Unix to Windows Porting Dictionary for HPC

header file: unistd.h

int gettimeofday(struct timeval *tv, struct timezone *tz);

header file: time.h, windows.h

int gettimeofday(struct timeval *tv, struct timezone *tz);

The gettimeofday() function obtain the current time, expressed as seconds and microseconds since the Epoch, and stores it in the timeval structure given in the parameters.

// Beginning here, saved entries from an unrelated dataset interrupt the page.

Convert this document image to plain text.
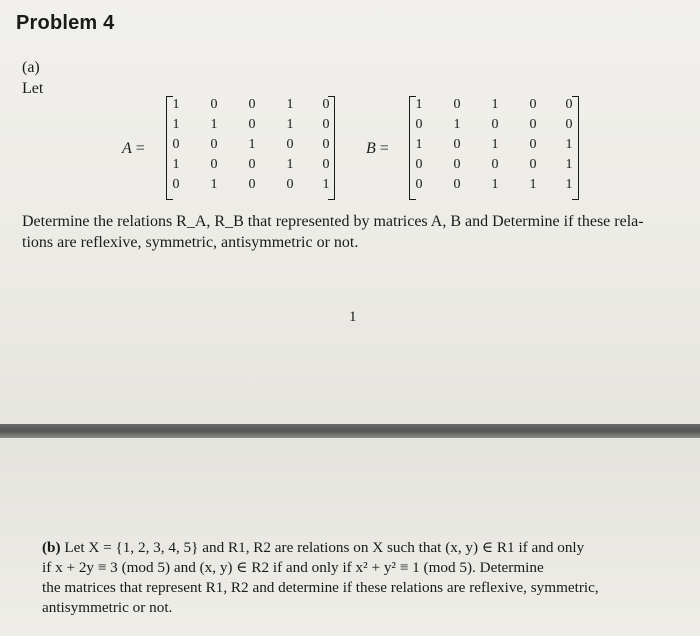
Problem 4
(a)
Let
A =
1 0 0 1 0
1 1 0 1 0
0 0 1 0 0
1 0 0 1 0
0 1 0 0 1
B =
1 0 1 0 0
0 1 0 0 0
1 0 1 0 1
0 0 0 0 1
0 0 1 1 1
Determine the relations R_A, R_B that represented by matrices A, B and Determine if these rela-
tions are reflexive, symmetric, antisymmetric or not.
1
(b) Let X = {1, 2, 3, 4, 5} and R1, R2 are relations on X such that (x, y) ∈ R1 if and only
if x + 2y ≡ 3 (mod 5) and (x, y) ∈ R2 if and only if x² + y² ≡ 1 (mod 5). Determine
the matrices that represent R1, R2 and determine if these relations are reflexive, symmetric,
antisymmetric or not.
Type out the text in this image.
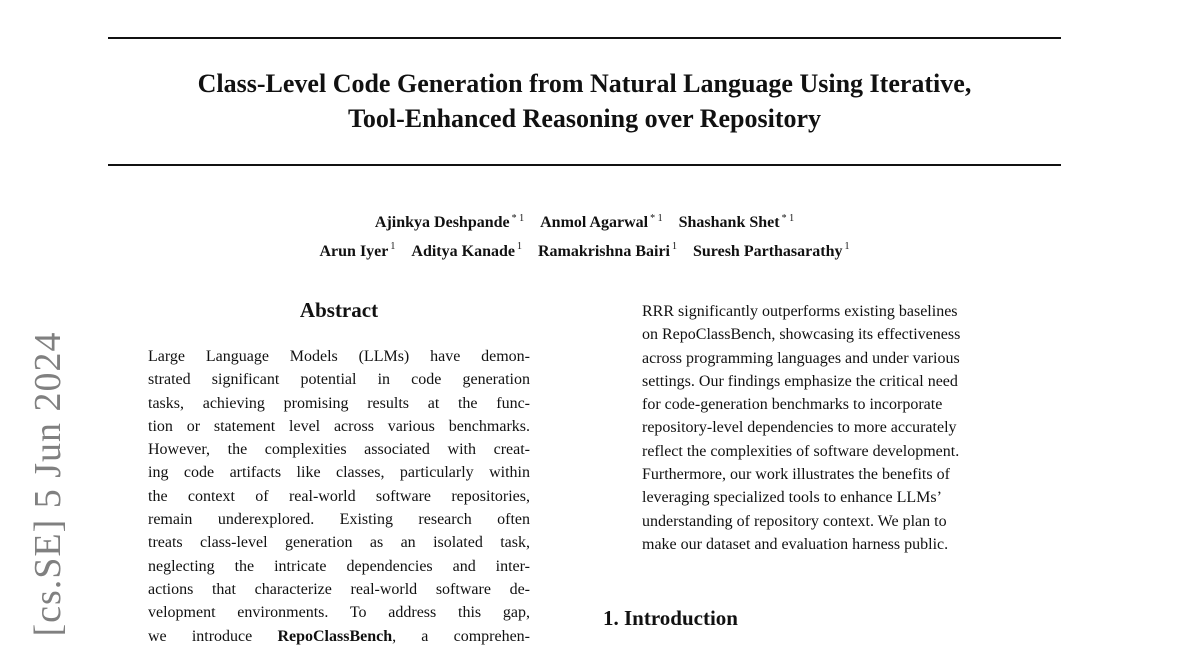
Class-Level Code Generation from Natural Language Using Iterative,
Tool-Enhanced Reasoning over Repository
Ajinkya Deshpande $^{* 1}$ Anmol Agarwal $^{* 1}$ Shashank Shet $^{* 1}$
Arun Iyer $^1$ Aditya Kanade $^1$ Ramakrishna Bairi $^1$ Suresh Parthasarathy $^1$
[cs.SE] 5 Jun 2024
Abstract
Large Language Models (LLMs) have demon-
strated significant potential in code generation
tasks, achieving promising results at the func-
tion or statement level across various benchmarks.
However, the complexities associated with creat-
ing code artifacts like classes, particularly within
the context of real-world software repositories,
remain underexplored. Existing research often
treats class-level generation as an isolated task,
neglecting the intricate dependencies and inter-
actions that characterize real-world software de-
velopment environments. To address this gap,
we introduce RepoClassBench, a comprehen-
RRR significantly outperforms existing baselines
on RepoClassBench, showcasing its effectiveness
across programming languages and under various
settings. Our findings emphasize the critical need
for code-generation benchmarks to incorporate
repository-level dependencies to more accurately
reflect the complexities of software development.
Furthermore, our work illustrates the benefits of
leveraging specialized tools to enhance LLMs’
understanding of repository context. We plan to
make our dataset and evaluation harness public.
1. Introduction
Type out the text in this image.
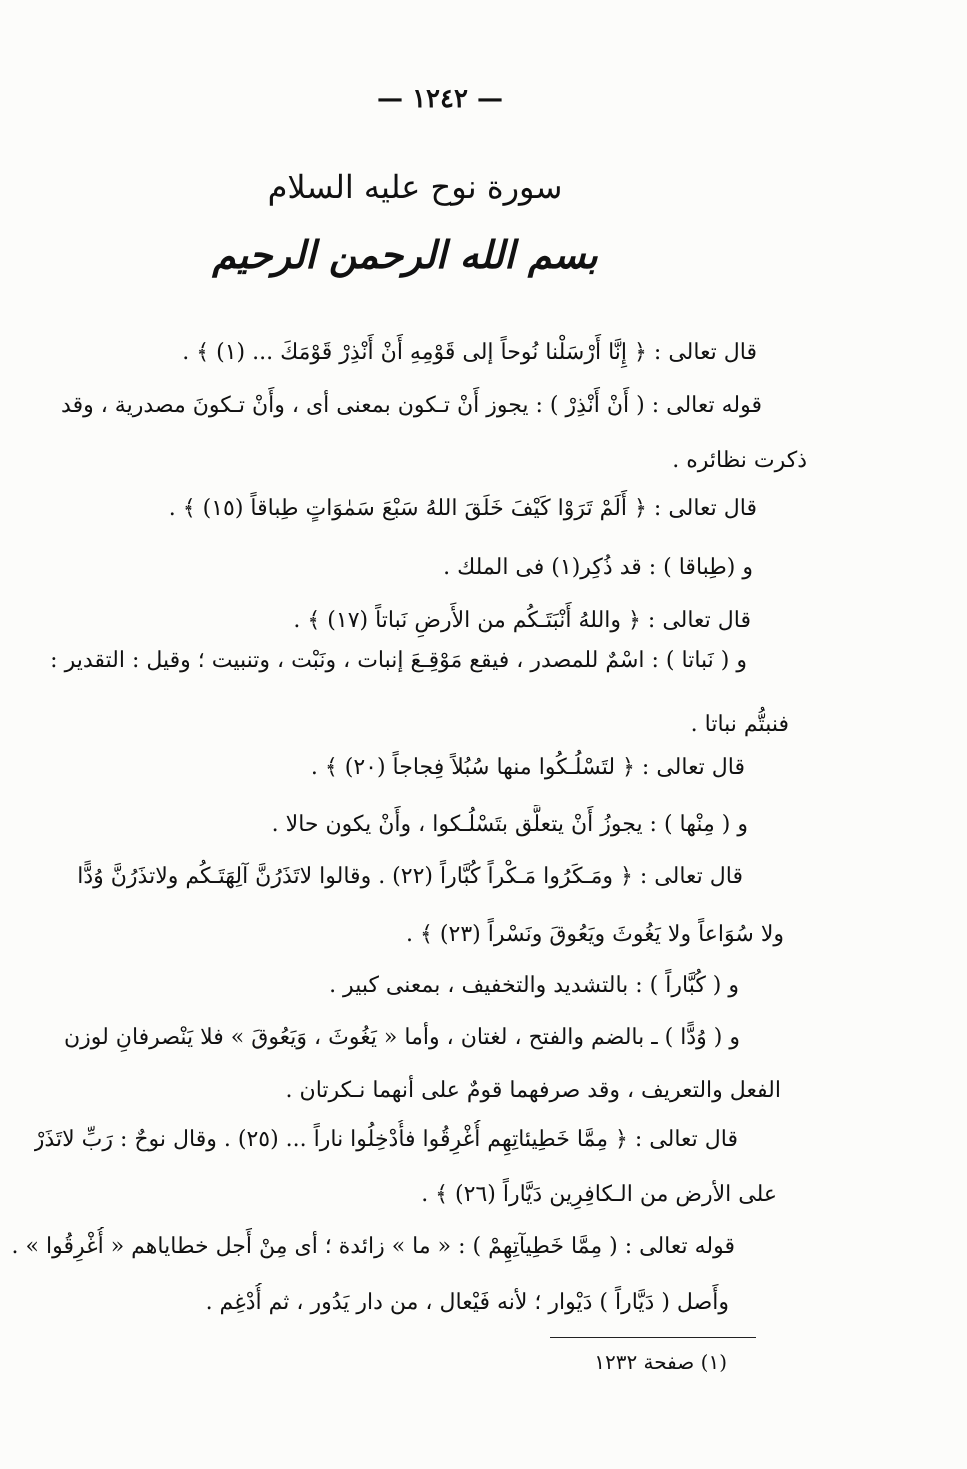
— ١٢٤٢ —
سورة نوح عليه السلام
بسم الله الرحمن الرحيم
قال تعالى : ﴿ إِنَّا أَرْسَلْنا نُوحاً إلى قَوْمِهِ أَنْ أَنْذِرْ قَوْمَكَ ... (١) ﴾ .
قوله تعالى : ( أَنْ أَنْذِرْ ) : يجوز أَنْ تـكون بمعنى أى ، وأَنْ تـكونَ مصدرية ، وقد
ذكرت نظائره .
قال تعالى : ﴿ أَلَمْ تَرَوْا كَيْفَ خَلَقَ اللهُ سَبْعَ سَمٰوَاتٍ طِباقاً (١٥) ﴾ .
و (طِباقا ) : قد ذُكِر(١) فى الملك .
قال تعالى : ﴿ واللهُ أَنْبَتَـكُم من الأَرضِ نَباتاً (١٧) ﴾ .
و ( نَباتا ) : اسْمٌ للمصدر ، فيقع مَوْقِـعَ إنبات ، ونَبْت ، وتنبيت ؛ وقيل : التقدير :
فنبتُّم نباتا .
قال تعالى : ﴿ لتَسْلُـكُوا منها سُبُلاً فِجاجاً (٢٠) ﴾ .
و ( مِنْها ) : يجوزُ أَنْ يتعلَّق بتَسْلُـكوا ، وأَنْ يكون حالا .
قال تعالى : ﴿ ومَـكَرُوا مَـكْراً كُبَّاراً (٢٢) . وقالوا لاتَذَرُنَّ آلِهَتَـكُم ولاتذَرُنَّ وُدًّا
ولا سُوَاعاً ولا يَغُوثَ ويَعُوقَ ونَسْراً (٢٣) ﴾ .
و ( كُبَّاراً ) : بالتشديد والتخفيف ، بمعنى كبير .
و ( وُدًّا ) ـ بالضم والفتح ، لغتان ، وأما « يَغُوثَ ، وَيَعُوقَ » فلا يَنْصرفانِ لوزن
الفعل والتعريف ، وقد صرفهما قومٌ على أنهما نـكرتان .
قال تعالى : ﴿ مِمَّا خَطِيئاتِهِم أُغْرِقُوا فأُدْخِلُوا ناراً ... (٢٥) . وقال نوحٌ : رَبِّ لاتَذَرْ
على الأرض من الـكافِرِين دَيَّاراً (٢٦) ﴾ .
قوله تعالى : ( مِمَّا خَطِيآتِهِمْ ) : « ما » زائدة ؛ أى مِنْ أَجل خطاياهم « أُغْرِقُوا » .
وأَصل ( دَيَّاراً ) دَيْوار ؛ لأنه فَيْعال ، من دار يَدُور ، ثم أُدْغِم .
(١) صفحة ١٢٣٢
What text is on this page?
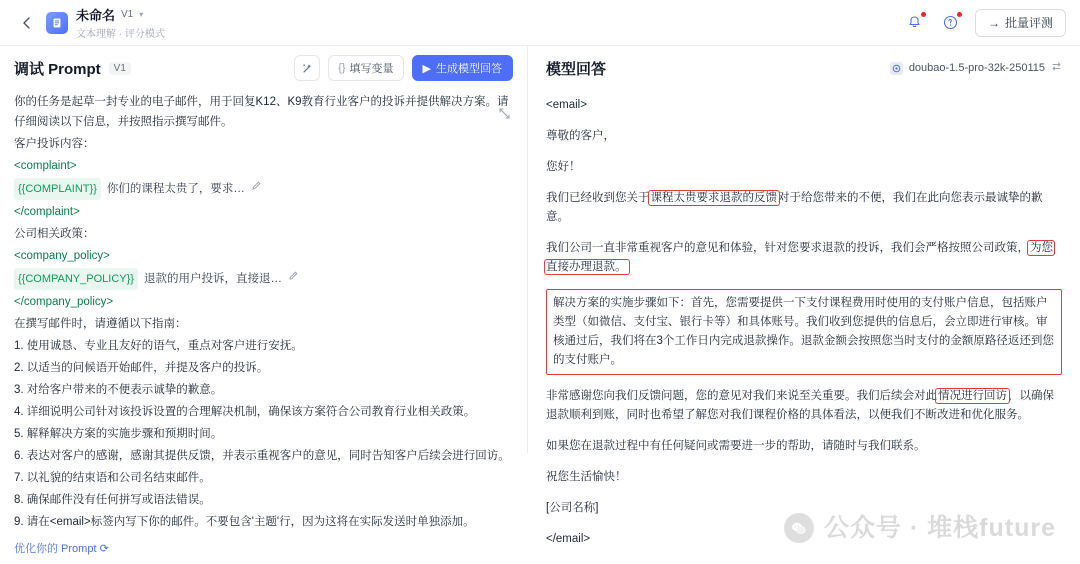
未命名 V1 ▾
文本理解 · 评分模式
→ 批量评测
调试 Prompt	V1	{} 填写变量	▶ 生成模型回答

你的任务是起草一封专业的电子邮件，用于回复K12、K9教育行业客户的投诉并提供解决方案。请仔细阅读以下信息，并按照指示撰写邮件。

客户投诉内容：

<complaint>

{{COMPLAINT}} 你们的课程太贵了，要求…

</complaint>

公司相关政策：

<company_policy>

{{COMPANY_POLICY}} 退款的用户投诉，直接退…

</company_policy>

在撰写邮件时，请遵循以下指南：

1. 使用诚恳、专业且友好的语气，重点对客户进行安抚。

2. 以适当的问候语开始邮件，并提及客户的投诉。

3. 对给客户带来的不便表示诚挚的歉意。

4. 详细说明公司针对该投诉设置的合理解决机制，确保该方案符合公司教育行业相关政策。

5. 解释解决方案的实施步骤和预期时间。

6. 表达对客户的感谢，感谢其提供反馈，并表示重视客户的意见，同时告知客户后续会进行回访。

7. 以礼貌的结束语和公司名结束邮件。

8. 确保邮件没有任何拼写或语法错误。

9. 请在<email>标签内写下你的邮件。不要包含'主题'行，因为这将在实际发送时单独添加。

优化你的 Prompt ⟳
模型回答	doubao-1.5-pro-32k-250115

<email>

尊敬的客户，

您好！

我们已经收到您关于课程太贵要求退款的反馈对于给您带来的不便，我们在此向您表示最诚挚的歉意。

我们公司一直非常重视客户的意见和体验，针对您要求退款的投诉，我们会严格按照公司政策，为您直接办理退款。

解决方案的实施步骤如下：首先，您需要提供一下支付课程费用时使用的支付账户信息，包括账户类型（如微信、支付宝、银行卡等）和具体账号。我们收到您提供的信息后，会立即进行审核。审核通过后，我们将在3个工作日内完成退款操作。退款金额会按照您当时支付的金额原路径返还到您的支付账户。

非常感谢您向我们反馈问题，您的意见对我们来说至关重要。我们后续会对此情况进行回访，以确保退款顺利到账，同时也希望了解您对我们课程价格的具体看法，以便我们不断改进和优化服务。

如果您在退款过程中有任何疑问或需要进一步的帮助，请随时与我们联系。

祝您生活愉快！

[公司名称]

</email>	公众号 · 堆栈future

There is no direct analog of the gettimeofday() in Windows; developers porting codes that use this function must provide a conversion. The typical conversion utilizes the Microsoft Windows GetSystemTimeAsFileTime function, but there are some conversion issues. One, the Windows routine returns the number of 100 nanosecond intervals, not the number of microseconds. Two, the Windows function defines the starting Epoch as January 1, 1601 where the Unix gettimeofday() function defines the starting Epoch as January 1, 1970. Below is an example of wrapping GetSystemTimeAsFileTime that deals with both of these issues, allowing developers to provide a replacement gettimeofday() without requiring any other changes.

#include "stdafx.h"
#include <time.h>
#include <windows.h>
#include <iostream>

using namespace System;
using namespace std;
 
#if defined(_MSC_VER) || defined(_MSC_EXTENSIONS)
  #define DELTA_EPOCH_IN_MICROSECS  11644473600000000Ui64
#else
  #define DELTA_EPOCH_IN_MICROSECS  11644473600000000ULL
#endif
 
struct timezone
{
  int  tz_minuteswest; /* minutes W of Greenwich */
  int  tz_dsttime;     /* type of dst correction */
};
 
// Definition of a gettimeofday function
 
int gettimeofday(struct timeval *tv, struct timezone *tz)
{
// Define a structure to receive the current Windows filetime
  FILETIME ft;
 
// Initialize the present time to 0 and the timezone to UTC
  unsigned __int64 tmpres = 0;
  static int tzflag = 0;
 
  if (NULL != tv)
  {
    GetSystemTimeAsFileTime(&ft);
 
// The GetSystemTimeAsFileTime returns the number of 100 nanosecond 
// intervals since Jan 1, 1601 in a structure. Copy the high bits to 
// the 64 bit tmpres, shift it left by 32 then or in the low 32 bits.
    tmpres |= ft.dwHighDateTime;
    tmpres <<= 32;
    tmpres |= ft.dwLowDateTime;
 
// Convert to microseconds by dividing by 10
    tmpres /= 10;
 
// The Unix epoch starts on Jan 1 1970.  Need to subtract the difference 
// in seconds from Jan 1 1601.
    tmpres -= DELTA_EPOCH_IN_MICROSECS;
 
// Finally change microseconds to seconds and place in the seconds value. 
// The modulus picks up the microseconds.
    tv->tv_sec = (long)(tmpres / 1000000UL);
    tv->tv_usec = (long)(tmpres % 1000000UL);
  }
 
  if (NULL != tz)
  {
    if (!tzflag)
    {
      _tzset();
      tzflag++;
    }
  
// Adjust for the timezone west of Greenwich
      tz->tz_minuteswest = _timezone / 60;
    tz->tz_dsttime = _daylight;
  }
 
  return 0;
}
    

Example usage to for interval timing:

// Test routine for calculating a time difference
int main()
{
  struct timeval timediff;
  char dummychar;
 
// Do some interval timing
  gettimeofday(&timediff, NULL);
  double t1=timediff.tv_sec+(timediff.tv_usec/1000000.0);

// Waste a bit of time here
  cout << "Give me a keystroke and press Enter." << endl;
  cin >> dummychar;
  cout << "Thanks." << endl;
 
//Now that you have measured the user's reaction time, display the results in seconds
  gettimeofday(&timediff, NULL);
  double t2=timediff.tv_sec+(timediff.tv_usec/1000000.0);
  cout << t2-t1 << " seconds have elapsed" << endl;
  return 0;
}